A choice that’ll benefit the animals

Origin of the American library, home to the oldest theater in America, and birthplace of the original U.S. Mint, the City of Brotherly Love is known not only for its boisterous, cheese steak-loving, crazy sports

Origin of the American library, home to the oldest theater in America, and birthplace of the original U.S. Mint, the City of Brotherly Love is known not only for its boisterous, cheese steak-loving, crazy sports fans, but also for its status as a trailblazer in enriching institutions – including the nation’s first zoo.

The Philadelphia Zoo opened in 1874 with a mission of “conservation, science, education and recreation,” and for the last 132 years, has been home to hundreds of animals ranging from primates to amphibians.

Since the zoo opened its gates, one of the leading attractions for both locals and tourists has been the elephant exhibit, which has most recently featured four of the enormous ungulates: three African elephants named Petal, Kallie and Bette and one Asian elephant named Dulary.

Sadly, this will not be the case for much longer.

On Oct. 5, the zoo announced that the elephant exhibit would be shut down permanently and that the animals
would be moved. Petal, Kallie and Bette will be transferred to The Maryland Zoo in Baltimore, while Dulary will relocate to The Elephant Sanctuary in Tennessee.

This decision came following nearly a decade of protest from activist groups such as the Friends of Philly Zoo Elephants, In Defense of Animals and People for the Ethical Treatment of Animals.
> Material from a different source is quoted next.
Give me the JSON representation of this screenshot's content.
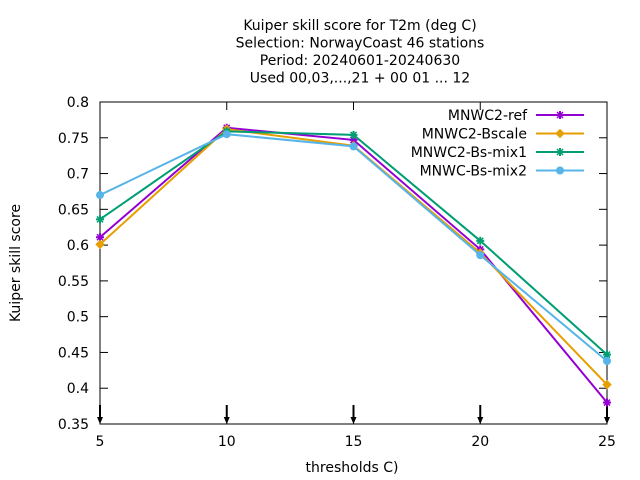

Protesters from these organizations maintain that the Philadelphia Zoo does not have nearly enough space for the elephants to roam and that the climate and vegetation conditions in this area create physical and mental problems for the elephants.

Philadelphia is not alone in this loss. In recent years, eight U.S. zoos have eliminated or are planning to eliminate
their elephant exhibits – San Francisco, Chicago and Detroit have done so in the last year. And as is the case in Philadelphia, funding is the primary issue.

Beginning several years ago, the Philadelphia Zoo began a widely publicized fundraising campaign to support four large projects, including “a new elephant savanna that would provide a naturalistic habitat for our elephants and a dynamic new learning experience for guests,” according to the zoo’s Web site.

While this campaign was successful in raising $20 million to create Big Cat Falls, the latest addition to the zoo, rising construction costs and fundraising difficulties prevented the zoo from earning enough money to support such a large project so soon. Also new to the Philadelphia Zoo are a refurbished bird house now known as the McNeil Avian Center and the updated Hamilton Family Children’s Zoo.

While monetary concerns are pivotal in this situation, it is ultimately the health and welfare of the animals that is the issue.
Elephants are the world’s largest land mammals, measuring an average of 7.8 feet and 6,600 pounds. The current elephant yard in Philadelphia measures a quarter acre with a 1,800-square foot barn – approximately the size of six standard parking spaces.

While these facilities meet the current standards set forth by the American Zoo and Aquarium Association, they do not come close to matching a natural habitat, where elephants in the wild roam about 30 to 50 miles per day. Without this space, the animals are prone to contracting many debilitating diseases, including colic, premature reproductive failure and foot and joint ailments.

Along with preserving physical health, exercise and activity are also crucial to maintaining an elephant’s psychological
health. This fact came to a head in Philadelphia two summers ago.

In August 2005, Dulary, the lone Asian elephant in Philadelphia, was gored near her eye after an altercation with Bette, one of the African elephants. Dulary nearly lost his eye. After surgery to repair the injury, Dulary was reduced to solitary confinement for months, thus limiting the time he could spend roaming in the yard, further promoting psychological instabilities.

Combining both the physical and mental consequences of keeping the elephants in Philadelphia with the severe lack of funding, the move is absolutely necessary. All four elephants should be in their new homes by next spring.

Although Philadelphians should be saddened by this loss to our city’s zoo, we should realize that it is one that will ultimately serve these magnificent animals well.